Interview: Kyle Kozar

Kyle Kozar

Photo by D. BRIAN BURGHART

Kyle Kozar is co-founder and co-executive director of the Reno Bike Project, a nonprofit organization created to promote “the benefits of bicycles as an energy-efficient, economical, non-polluting form of transportation, and as a healthy lifestyle choice, by providing access to affordable equipment and education throughout the Truckee Meadows.” With the cycling season upon us, and Bike to Work Day around the corner, it seemed a good time to catch up with the Bike Project. For more information, check out www.renobikeproject.com.

So you have events coming up?

May 15 is National Bike to Work Day. We have a free pancake feed out of our bike shop. It’s open to the public so we basically feed all the commuters who ride their bikes to work that day. We give out pancakes, both vegan and regular, and bacon and juice and fruit—all that good stuff. The next day is May 16. We have our third annual fundraising bike celebration, called “Bike Out.” We’re combining that with our first ever bike swap.

What is Bike Out?

It’s a celebration of the bike; it’s a fundraising event for us.

What do you do at Bike Out?

We just do a bunch of bike games. This year, we’re going to do a Huffy toss and a Huffy hill climb, and we’ll do a kids race, like a little kids relay race. We’ll have some live music, and there’ll be food there. New Belgium sponsored it and gave us some beer to give away for donations. That’ll be in the afternoon.

Cool.

In the morning will be a bike swap, and it’s all taking place at Plumas Park, so the bike swap will be in the Plumas Park gym.

What’s a bike swap?

It’s like a ski swap where people can—if they’re a collector—they can get a table and have a bunch of their bike parts and bicycles for sale. Or people can bring bikes to us, and we’ll put them up and sell them for a commission. It’s the first time we’ve done it, so we’ll see how it goes. We’re trying to build it into a big, yearly bike swap here in Reno to bring people from California and all over from all the bike shops and whatnot to come there as kind of a congregation of people who want to sell and collectors who are looking for rare and interesting bikes and bike things like that.
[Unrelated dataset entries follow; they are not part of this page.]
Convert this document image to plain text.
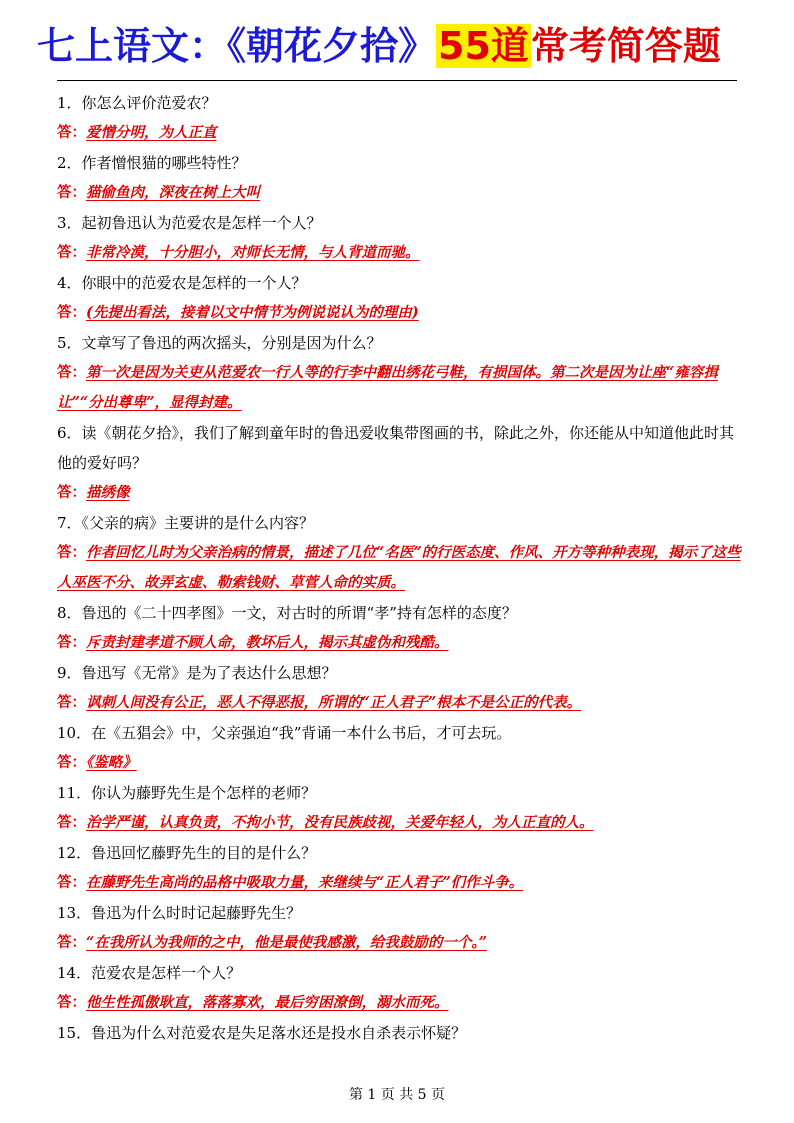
七上语文：《朝花夕拾》55道常考简答题
1．你怎么评价范爱农？
答：爱憎分明，为人正直
2．作者憎恨猫的哪些特性？
答：猫偷鱼肉，深夜在树上大叫
3．起初鲁迅认为范爱农是怎样一个人？
答：非常冷漠，十分胆小，对师长无情，与人背道而驰。
4．你眼中的范爱农是怎样的一个人？
答：(先提出看法，接着以文中情节为例说说认为的理由)
5．文章写了鲁迅的两次摇头，分别是因为什么？
答：第一次是因为关吏从范爱农一行人等的行李中翻出绣花弓鞋，有损国体。第二次是因为让座“雍容揖让”“分出尊卑”，显得封建。
6．读《朝花夕拾》，我们了解到童年时的鲁迅爱收集带图画的书，除此之外，你还能从中知道他此时其他的爱好吗？
答：描绣像
7．《父亲的病》主要讲的是什么内容？
答：作者回忆儿时为父亲治病的情景，描述了几位“名医”的行医态度、作风、开方等种种表现，揭示了这些人巫医不分、故弄玄虚、勒索钱财、草菅人命的实质。
8．鲁迅的《二十四孝图》一文，对古时的所谓“孝”持有怎样的态度？
答：斥责封建孝道不顾人命，教坏后人，揭示其虚伪和残酷。
9．鲁迅写《无常》是为了表达什么思想？
答：讽刺人间没有公正，恶人不得恶报，所谓的“正人君子”根本不是公正的代表。
10．在《五猖会》中，父亲强迫“我”背诵一本什么书后，才可去玩。
答：《鉴略》
11．你认为藤野先生是个怎样的老师？
答：治学严谨，认真负责，不拘小节，没有民族歧视，关爱年轻人，为人正直的人。
12．鲁迅回忆藤野先生的目的是什么？
答：在藤野先生高尚的品格中吸取力量，来继续与“正人君子”们作斗争。
13．鲁迅为什么时时记起藤野先生？
答：“在我所认为我师的之中，他是最使我感激，给我鼓励的一个。”
14．范爱农是怎样一个人？
答：他生性孤傲耿直，落落寡欢，最后穷困潦倒，溺水而死。
15．鲁迅为什么对范爱农是失足落水还是投水自杀表示怀疑？
第 1 页 共 5 页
Now to switch gears, so to speak, what is the first thing local government should do to promote bike riding or help bike riders?

Really, I think the biggest thing for me, as a bike rider, I just wish there were more bike lanes. There are a lot of really congested roads, like for instance, Fourth Street between Sparks and Reno. That’s the main bike route between Reno and Sparks, and it used to be a highway, so it’s four lanes, two lanes each direction, and there’s no bike lane. There’s barely even a gutter. And it’s a main bus route between Reno and Sparks. As a cyclist on that road, it can be kind of terrifying. There’s a lot of roads like that in town, so if local government wanted to do something to make riding safer for cyclists, it would be really pushing to get bike lanes and give bicyclists an area and a buffer.

Fourth Street seems like one of those roads that should be a lane going each way, a turning lane in the middle and then bike lanes on either side.

We just recently moved our bike shop down to Fourth Street, just east of downtown, like Fourth and Valley. It’s kind of a more permanent home. The address is 541 E. Fourth St. That’s where the pancake feed will be, too. It’s right across the street from Martin Iron Works. I see so many cyclists every day commuting, and there’s buses flying right by them, pushing them off the road.